To assist him, Magician Boehme chose hulking Augustus Adolph (“Gus”) Gennerich. onetime New York City detective who is now the President’s bodyguard. “There are certain newspapers you need not read tomorrow,” joked the President, “for I can tell you what they are going to say. They are going to say that Dr. Boehme is going to be appointed Secretary of the Treasury and Gus Gennerich head of the Federal Reserve Board.”

¶ The last passengers to ride with President Roosevelt in his specially-built touring car, in which he had driven from dawn to dusk during his stay at Warm Springs, were Mrs. Roosevelt and her two inseparable companions, shaggy-haired Nancy Cook and schoolmarmish Marian Dickerman. With these the President drove to the Warm Springs railway station last week, through avenues of cheering neighbors and rows of khaki-clad CCC foresters. His fellow-travelers thought he had taken on a little weight.

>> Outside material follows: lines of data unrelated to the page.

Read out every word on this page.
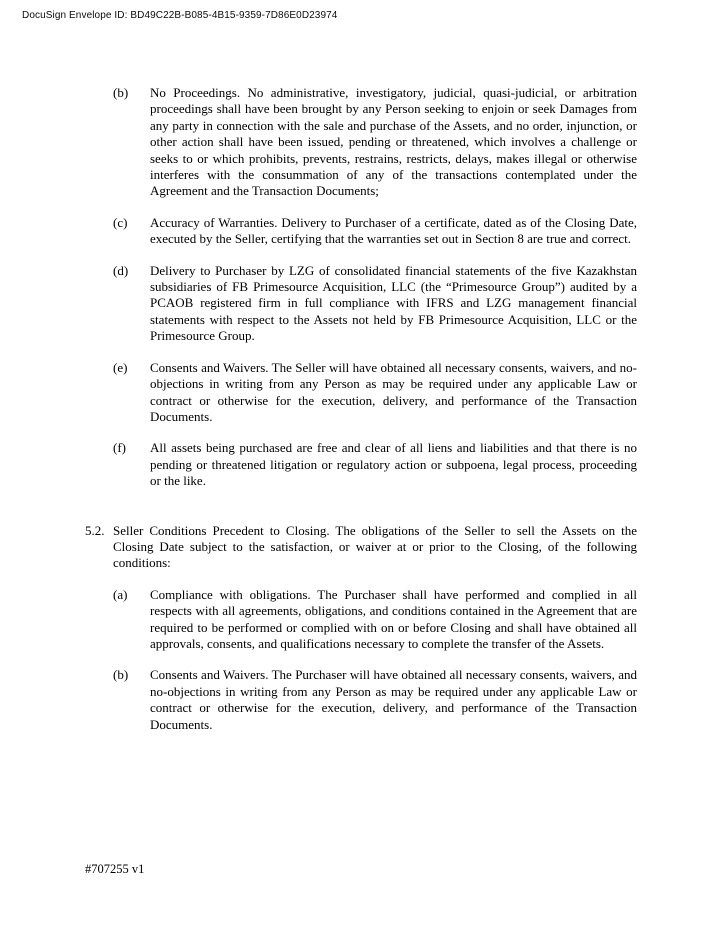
DocuSign Envelope ID: BD49C22B-B085-4B15-9359-7D86E0D23974
(b)	No Proceedings. No administrative, investigatory, judicial, quasi-judicial, or arbitration proceedings shall have been brought by any Person seeking to enjoin or seek Damages from any party in connection with the sale and purchase of the Assets, and no order, injunction, or other action shall have been issued, pending or threatened, which involves a challenge or seeks to or which prohibits, prevents, restrains, restricts, delays, makes illegal or otherwise interferes with the consummation of any of the transactions contemplated under the Agreement and the Transaction Documents;
(c)	Accuracy of Warranties. Delivery to Purchaser of a certificate, dated as of the Closing Date, executed by the Seller, certifying that the warranties set out in Section 8 are true and correct.
(d)	Delivery to Purchaser by LZG of consolidated financial statements of the five Kazakhstan subsidiaries of FB Primesource Acquisition, LLC (the “Primesource Group”) audited by a PCAOB registered firm in full compliance with IFRS and LZG management financial statements with respect to the Assets not held by FB Primesource Acquisition, LLC or the Primesource Group.
(e)	Consents and Waivers. The Seller will have obtained all necessary consents, waivers, and no-objections in writing from any Person as may be required under any applicable Law or contract or otherwise for the execution, delivery, and performance of the Transaction Documents.
(f)	All assets being purchased are free and clear of all liens and liabilities and that there is no pending or threatened litigation or regulatory action or subpoena, legal process, proceeding or the like.
5.2. Seller Conditions Precedent to Closing. The obligations of the Seller to sell the Assets on the Closing Date subject to the satisfaction, or waiver at or prior to the Closing, of the following conditions:
(a)	Compliance with obligations. The Purchaser shall have performed and complied in all respects with all agreements, obligations, and conditions contained in the Agreement that are required to be performed or complied with on or before Closing and shall have obtained all approvals, consents, and qualifications necessary to complete the transfer of the Assets.
(b)	Consents and Waivers. The Purchaser will have obtained all necessary consents, waivers, and no-objections in writing from any Person as may be required under any applicable Law or contract or otherwise for the execution, delivery, and performance of the Transaction Documents.
#707255 v1
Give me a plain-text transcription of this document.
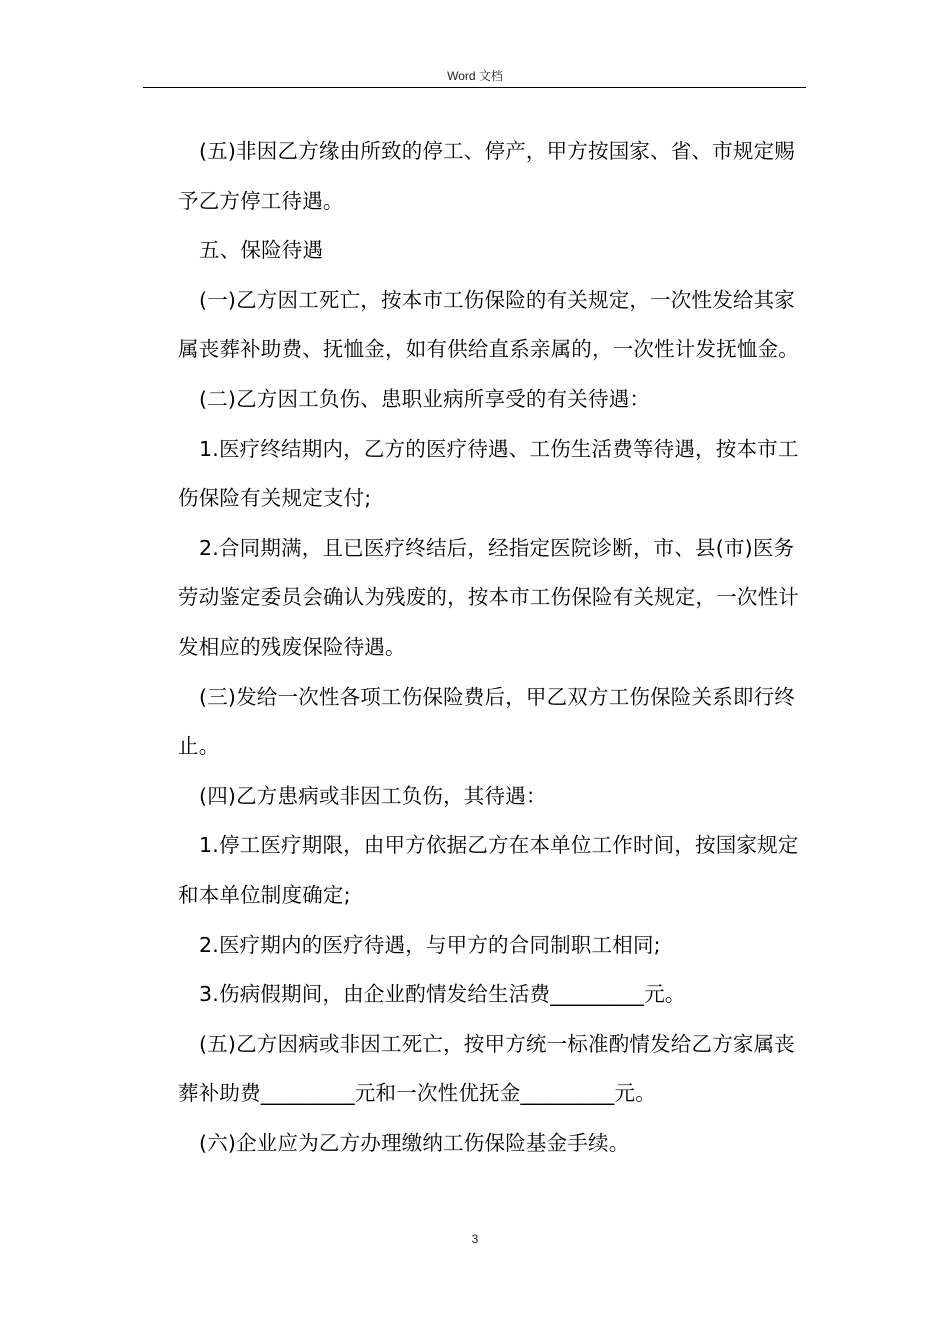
Word 文档

(五)非因乙方缘由所致的停工、停产，甲方按国家、省、市规定赐予乙方停工待遇。

五、保险待遇

(一)乙方因工死亡，按本市工伤保险的有关规定，一次性发给其家属丧葬补助费、抚恤金，如有供给直系亲属的，一次性计发抚恤金。

(二)乙方因工负伤、患职业病所享受的有关待遇：

1.医疗终结期内，乙方的医疗待遇、工伤生活费等待遇，按本市工伤保险有关规定支付;

2.合同期满，且已医疗终结后，经指定医院诊断，市、县(市)医务劳动鉴定委员会确认为残废的，按本市工伤保险有关规定，一次性计发相应的残废保险待遇。

(三)发给一次性各项工伤保险费后，甲乙双方工伤保险关系即行终止。

(四)乙方患病或非因工负伤，其待遇：

1.停工医疗期限，由甲方依据乙方在本单位工作时间，按国家规定和本单位制度确定;

2.医疗期内的医疗待遇，与甲方的合同制职工相同;

3.伤病假期间，由企业酌情发给生活费_________元。

(五)乙方因病或非因工死亡，按甲方统一标准酌情发给乙方家属丧葬补助费_________元和一次性优抚金_________元。

(六)企业应为乙方办理缴纳工伤保险基金手续。

3
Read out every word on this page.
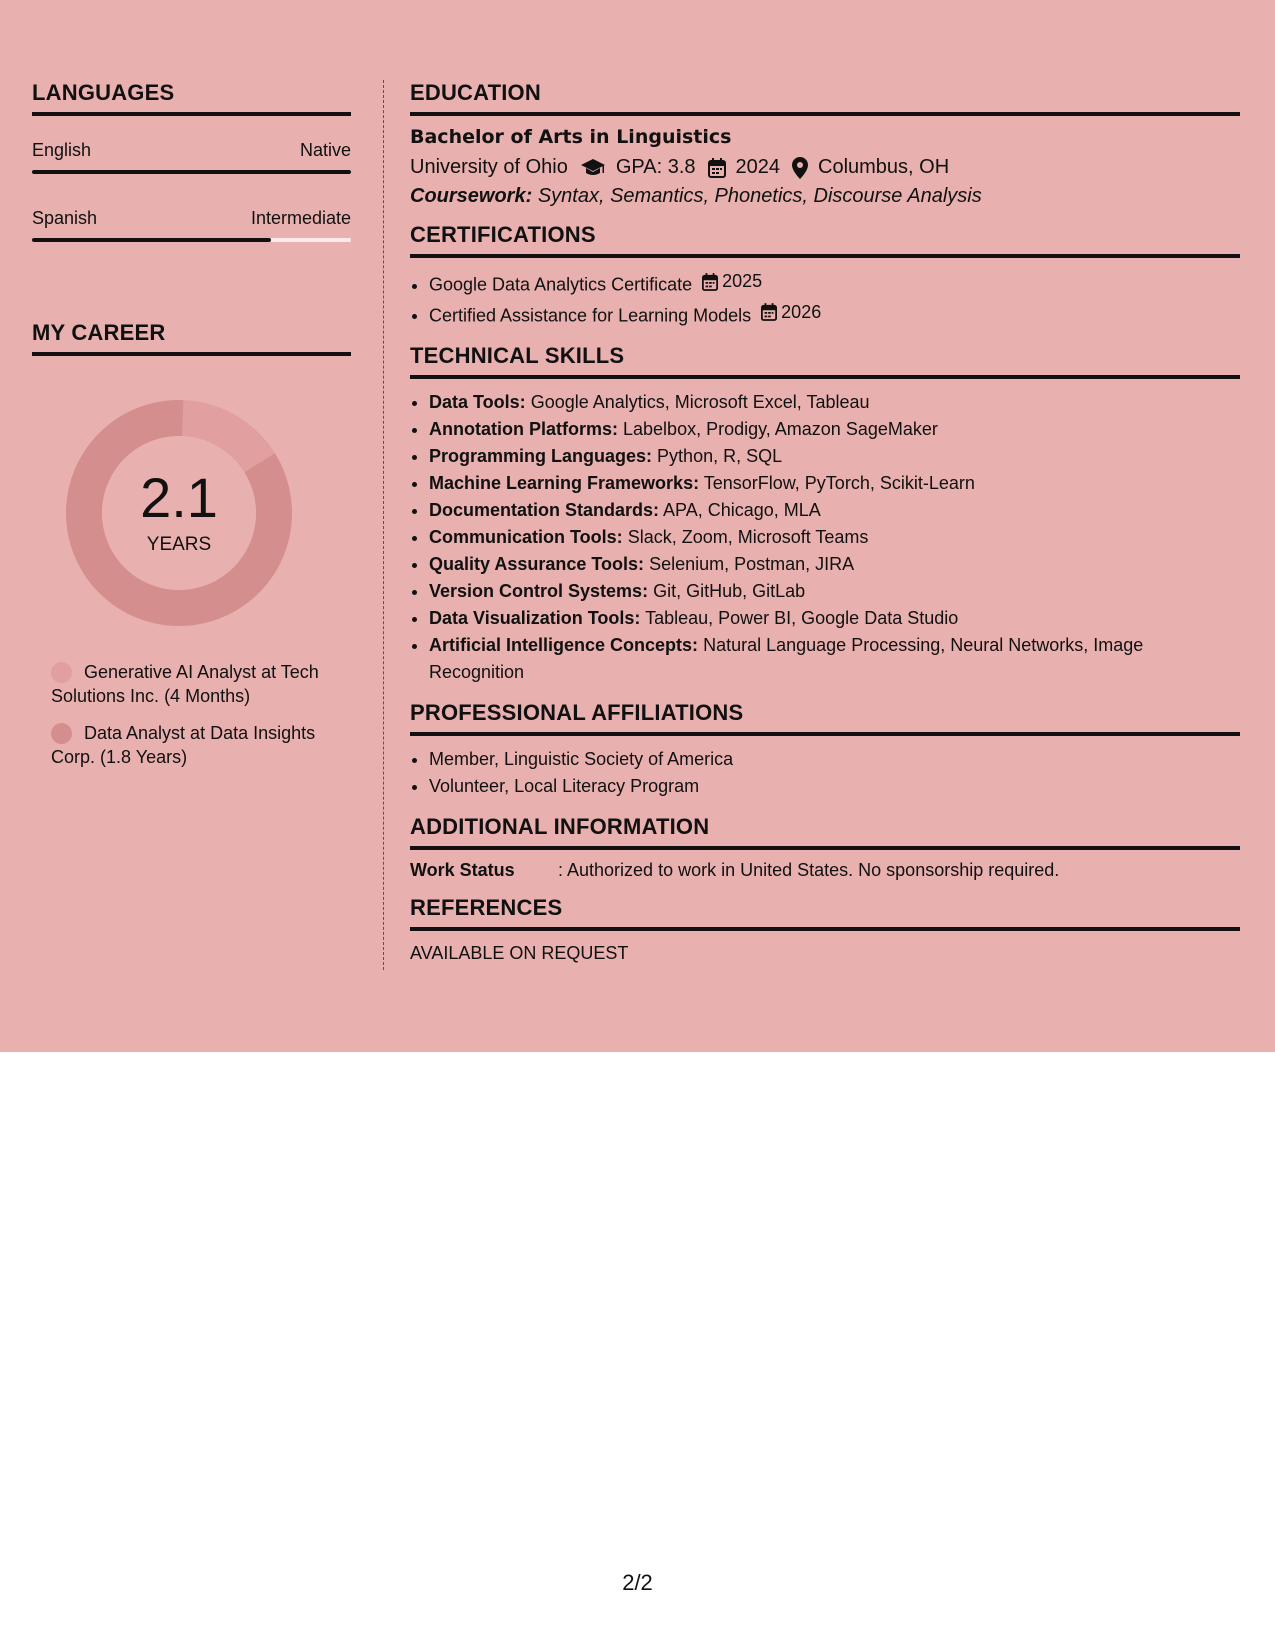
LANGUAGES
English	Native
Spanish	Intermediate
MY CAREER
2.1
YEARS
Generative AI Analyst at Tech Solutions Inc. (4 Months)
Data Analyst at Data Insights Corp. (1.8 Years)
EDUCATION
Bachelor of Arts in Linguistics
University of Ohio GPA: 3.8 2024 Columbus, OH
Coursework: Syntax, Semantics, Phonetics, Discourse Analysis
CERTIFICATIONS
• Google Data Analytics Certificate 2025
• Certified Assistance for Learning Models 2026
TECHNICAL SKILLS
• Data Tools: Google Analytics, Microsoft Excel, Tableau
• Annotation Platforms: Labelbox, Prodigy, Amazon SageMaker
• Programming Languages: Python, R, SQL
• Machine Learning Frameworks: TensorFlow, PyTorch, Scikit-Learn
• Documentation Standards: APA, Chicago, MLA
• Communication Tools: Slack, Zoom, Microsoft Teams
• Quality Assurance Tools: Selenium, Postman, JIRA
• Version Control Systems: Git, GitHub, GitLab
• Data Visualization Tools: Tableau, Power BI, Google Data Studio
• Artificial Intelligence Concepts: Natural Language Processing, Neural Networks, Image Recognition
PROFESSIONAL AFFILIATIONS
• Member, Linguistic Society of America
• Volunteer, Local Literacy Program
ADDITIONAL INFORMATION
Work Status	: Authorized to work in United States. No sponsorship required.
REFERENCES
AVAILABLE ON REQUEST
2/2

As far as Atlanta the President was accompanied by Publisher Clark Howell of the Atlanta Constitution and Publisher John Sanford (“Major Jack”) Cohen of the Journal. Publishers Howell & Cohen are pillars in opposing camps of the Georgia Democracy. Between them President Roosevelt passed a political peace pipe.

Next day the President was back at his desk in Washington, where he found that the gossip currently to the fore was that the “social control bloc” of young liberals in the Administration was chafing at his hesitancy to push longview radical reforms.